In parliament, it also became clear to her who was trained to think critically and who wasn’t. The former National Councilor believes that the growing polarization we’re seeing in both political and social matters has to do with a lack of ability to think flexibly: “People who polarize have a simple world view and a narrow-minded way of thinking.” Those with a background in Romance studies, by contrast, have historical and philosophical awareness and are trained to argue in differentiated terms. These qualities, she said, are needed to make political solutions happen.
For the last two weeks or so, Barbara Schmid-Federer has presided the Pro Juventute foundation. She’s also president of the Swiss Red Cross, Canton of Zurich, and vice-president of the Swiss Red Cross. In addition to this, she sits on around 20 boards and committees, from the Pro Mente Sana mental health charity to Swisspeace.
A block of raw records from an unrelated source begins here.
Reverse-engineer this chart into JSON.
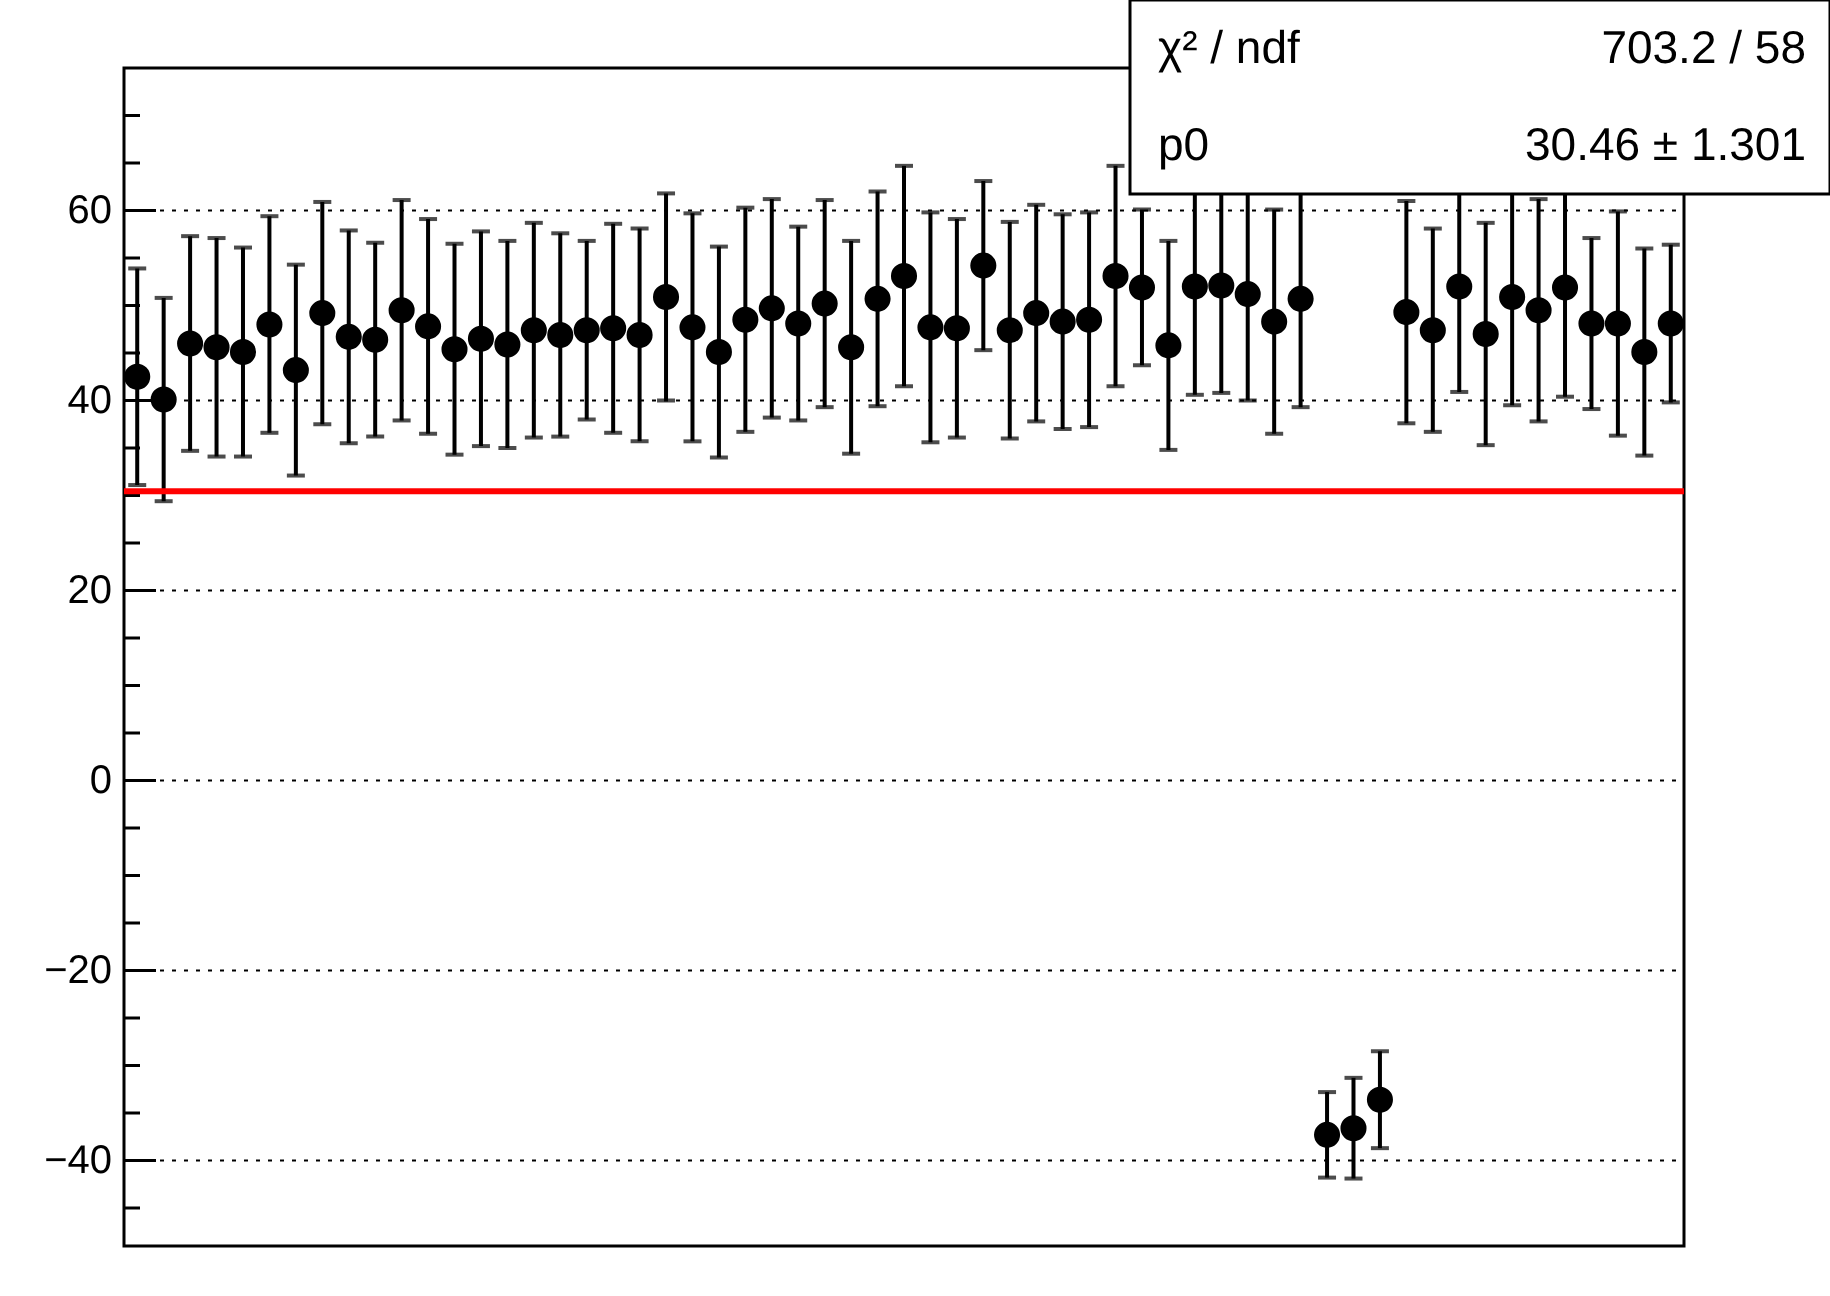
{
  "chart_data": {
    "type": "scatter",
    "categories": [
      null,
      null,
      null,
      null,
      null,
      null,
      null,
      null,
      null,
      null,
      null,
      null,
      null,
      null,
      null,
      null,
      null,
      null,
      null,
      null,
      null,
      null,
      null,
      null,
      null,
      null,
      null,
      null,
      null,
      null,
      null,
      null,
      null,
      null,
      null,
      null,
      null,
      null,
      null,
      null,
      null,
      null,
      null,
      null,
      null,
      null,
      null,
      null,
      null,
      null,
      null,
      null,
      null,
      null,
      null,
      null,
      null,
      null,
      null
    ],
    "series": [
      {
        "color": "#000000",
        "values": [
          42.5,
          40.1,
          46.0,
          45.6,
          45.1,
          48.0,
          43.2,
          49.2,
          46.7,
          46.4,
          49.5,
          47.8,
          45.4,
          46.5,
          45.9,
          47.4,
          46.9,
          47.4,
          47.6,
          46.9,
          50.9,
          47.7,
          45.1,
          48.5,
          49.7,
          48.1,
          50.2,
          45.6,
          50.7,
          53.1,
          47.7,
          47.6,
          54.2,
          47.4,
          49.2,
          48.3,
          48.5,
          53.1,
          51.9,
          45.8,
          52.0,
          52.1,
          51.2,
          48.3,
          50.7,
          -37.3,
          -36.6,
          -33.6,
          49.3,
          47.4,
          52.0,
          47.0,
          50.9,
          49.5,
          51.9,
          48.1,
          48.1,
          45.1,
          48.1
        ],
        "errors": [
          11.4,
          10.7,
          11.3,
          11.5,
          11.0,
          11.4,
          11.1,
          11.7,
          11.2,
          10.2,
          11.6,
          11.3,
          11.1,
          11.3,
          10.9,
          11.3,
          10.7,
          9.4,
          11.0,
          11.2,
          10.9,
          12.0,
          11.1,
          11.8,
          11.5,
          10.2,
          10.9,
          11.2,
          11.3,
          11.6,
          12.1,
          11.5,
          8.9,
          11.4,
          11.4,
          11.3,
          11.3,
          11.6,
          8.2,
          11.0,
          11.4,
          11.3,
          11.2,
          11.8,
          11.4,
          4.5,
          5.3,
          5.1,
          11.7,
          10.7,
          11.1,
          11.7,
          11.4,
          11.7,
          11.5,
          9.0,
          11.8,
          10.9,
          8.3
        ]
      }
    ],
    "ref_lines": [
      {
        "axis": "y",
        "value": 30.46,
        "color": "#ff0000"
      }
    ],
    "annotations": [
      "χ² / ndf",
      "703.2 / 58",
      "p0",
      "30.46 ± 1.301"
    ],
    "ylim": [
      -49,
      75
    ],
    "yticks": [
      {
        "value": -45,
        "label": null
      },
      {
        "value": -40,
        "label": "−40"
      },
      {
        "value": -35,
        "label": null
      },
      {
        "value": -30,
        "label": null
      },
      {
        "value": -25,
        "label": null
      },
      {
        "value": -20,
        "label": "−20"
      },
      {
        "value": -15,
        "label": null
      },
      {
        "value": -10,
        "label": null
      },
      {
        "value": -5,
        "label": null
      },
      0,
      {
        "value": 5,
        "label": null
      },
      {
        "value": 10,
        "label": null
      },
      {
        "value": 15,
        "label": null
      },
      20,
      {
        "value": 25,
        "label": null
      },
      {
        "value": 30,
        "label": null
      },
      {
        "value": 35,
        "label": null
      },
      40,
      {
        "value": 45,
        "label": null
      },
      {
        "value": 50,
        "label": null
      },
      {
        "value": 55,
        "label": null
      },
      60,
      {
        "value": 65,
        "label": null
      },
      {
        "value": 70,
        "label": null
      }
    ],
    "grid": "y",
    "marker": "circle",
    "tick_labels": "y"
  }
}
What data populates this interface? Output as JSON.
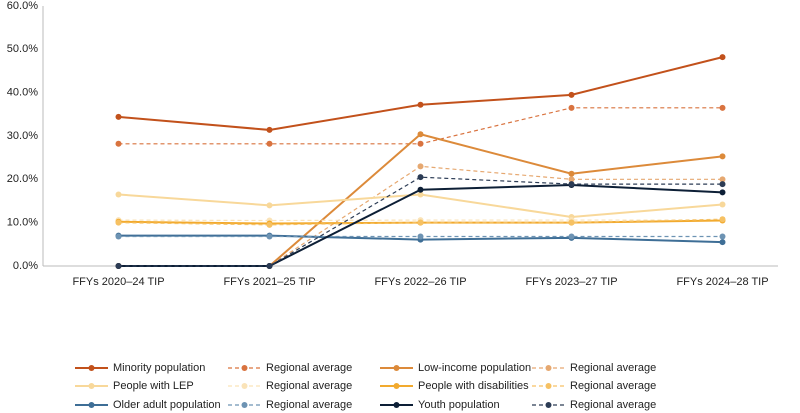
{
  "chart_data": {
    "type": "line",
    "categories": [
      "FFYs 2020–24 TIP",
      "FFYs 2021–25 TIP",
      "FFYs 2022–26 TIP",
      "FFYs 2023–27 TIP",
      "FFYs 2024–28 TIP"
    ],
    "ylim": [
      0,
      60
    ],
    "yticks": [
      {
        "value": 0,
        "label": "0.0%"
      },
      {
        "value": 10,
        "label": "10.0%"
      },
      {
        "value": 20,
        "label": "20.0%"
      },
      {
        "value": 30,
        "label": "30.0%"
      },
      {
        "value": 40,
        "label": "40.0%"
      },
      {
        "value": 50,
        "label": "50.0%"
      },
      {
        "value": 60,
        "label": "60.0%"
      }
    ],
    "series": [
      {
        "name": "Minority population",
        "color": "#c2511b",
        "dashed": false,
        "values": [
          34.4,
          31.4,
          37.2,
          39.5,
          48.2
        ]
      },
      {
        "name": "Regional average",
        "color": "#d9733f",
        "dashed": true,
        "values": [
          28.2,
          28.2,
          28.2,
          36.5,
          36.5
        ]
      },
      {
        "name": "Low-income population",
        "color": "#dc8a3a",
        "dashed": false,
        "values": [
          0,
          0,
          30.4,
          21.3,
          25.3
        ]
      },
      {
        "name": "Regional average",
        "color": "#e6a870",
        "dashed": true,
        "values": [
          0,
          0,
          23,
          20,
          20
        ]
      },
      {
        "name": "People with LEP",
        "color": "#f8d89a",
        "dashed": false,
        "values": [
          16.5,
          14,
          16.5,
          11.3,
          14.2
        ]
      },
      {
        "name": "Regional average",
        "color": "#fae3b8",
        "dashed": true,
        "values": [
          10.6,
          10.5,
          10.6,
          10.6,
          10.6
        ]
      },
      {
        "name": "People with disabilities",
        "color": "#f2aa2e",
        "dashed": false,
        "values": [
          10.2,
          9.8,
          10,
          10,
          10.5
        ]
      },
      {
        "name": "Regional average",
        "color": "#f6c163",
        "dashed": true,
        "values": [
          10,
          9.5,
          10,
          10,
          10.8
        ]
      },
      {
        "name": "Older adult population",
        "color": "#3e6e96",
        "dashed": false,
        "values": [
          7,
          7,
          6.1,
          6.5,
          5.5
        ]
      },
      {
        "name": "Regional average",
        "color": "#6d93b3",
        "dashed": true,
        "values": [
          6.8,
          6.8,
          6.8,
          6.8,
          6.8
        ]
      },
      {
        "name": "Youth population",
        "color": "#0d1f36",
        "dashed": false,
        "values": [
          0,
          0,
          17.6,
          18.7,
          17
        ]
      },
      {
        "name": "Regional average",
        "color": "#2c3c55",
        "dashed": true,
        "values": [
          0,
          0,
          20.5,
          18.9,
          18.9
        ]
      }
    ]
  }
}
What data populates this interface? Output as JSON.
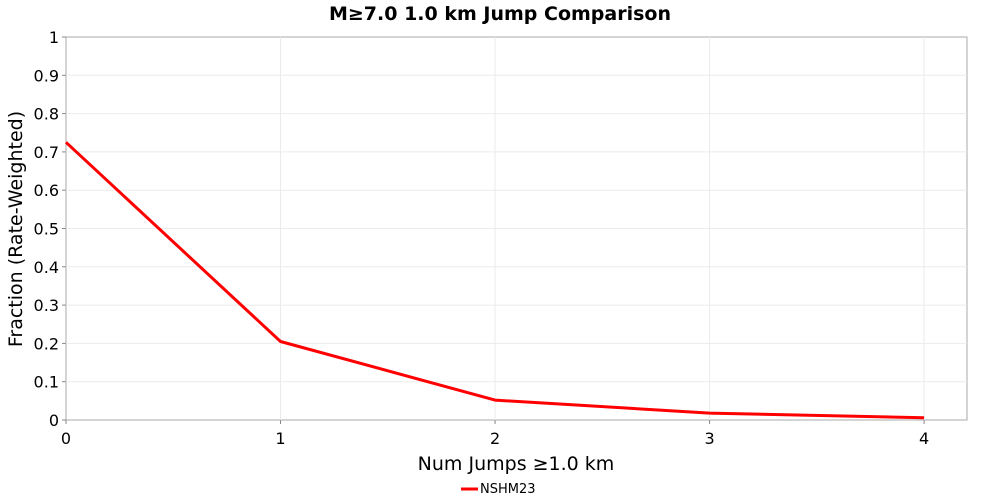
{
  "chart_data": {
    "type": "line",
    "title": "M≥7.0 1.0 km Jump Comparison",
    "xlabel": "Num Jumps ≥1.0 km",
    "ylabel": "Fraction (Rate-Weighted)",
    "xlim": [
      0,
      4.2
    ],
    "ylim": [
      0,
      1
    ],
    "xticks": [
      0,
      1,
      2,
      3,
      4
    ],
    "yticks": [
      0,
      0.1,
      0.2,
      0.3,
      0.4,
      0.5,
      0.6,
      0.7,
      0.8,
      0.9,
      1
    ],
    "ytick_labels": [
      "0",
      "0.1",
      "0.2",
      "0.3",
      "0.4",
      "0.5",
      "0.6",
      "0.7",
      "0.8",
      "0.9",
      "1"
    ],
    "grid": true,
    "legend_position": "bottom-center",
    "series": [
      {
        "name": "NSHM23",
        "color": "#ff0000",
        "x": [
          0,
          1,
          2,
          3,
          4
        ],
        "y": [
          0.725,
          0.205,
          0.052,
          0.018,
          0.006
        ]
      }
    ]
  }
}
Isn’t that too many commitments? “In all these roles I’m able to do what motivates me most: Work to help the most vulnerable,” she explains. A year ago she stepped down as National Councilor to be able to concentrate more on her social engagement for the interests of people in need. “In my work for the Red Cross and Pro Juventute, I repeatedly experience at the grass-roots level what the vulnerable really need. Our actions and campaigns are a very quick and efficient way of helping people.” As a parliamentarian, she says, you can only make things happen in small steps.
Apart from that, she explains that it’s a lot easier to get to grips with a variety of boards and offices than serve as a National Councilor. She has more free time than she used to. Among other things, this means that Barbara Schmid-Federer can get more involved as an alumna – for example by explaining to students the value of Romance studies.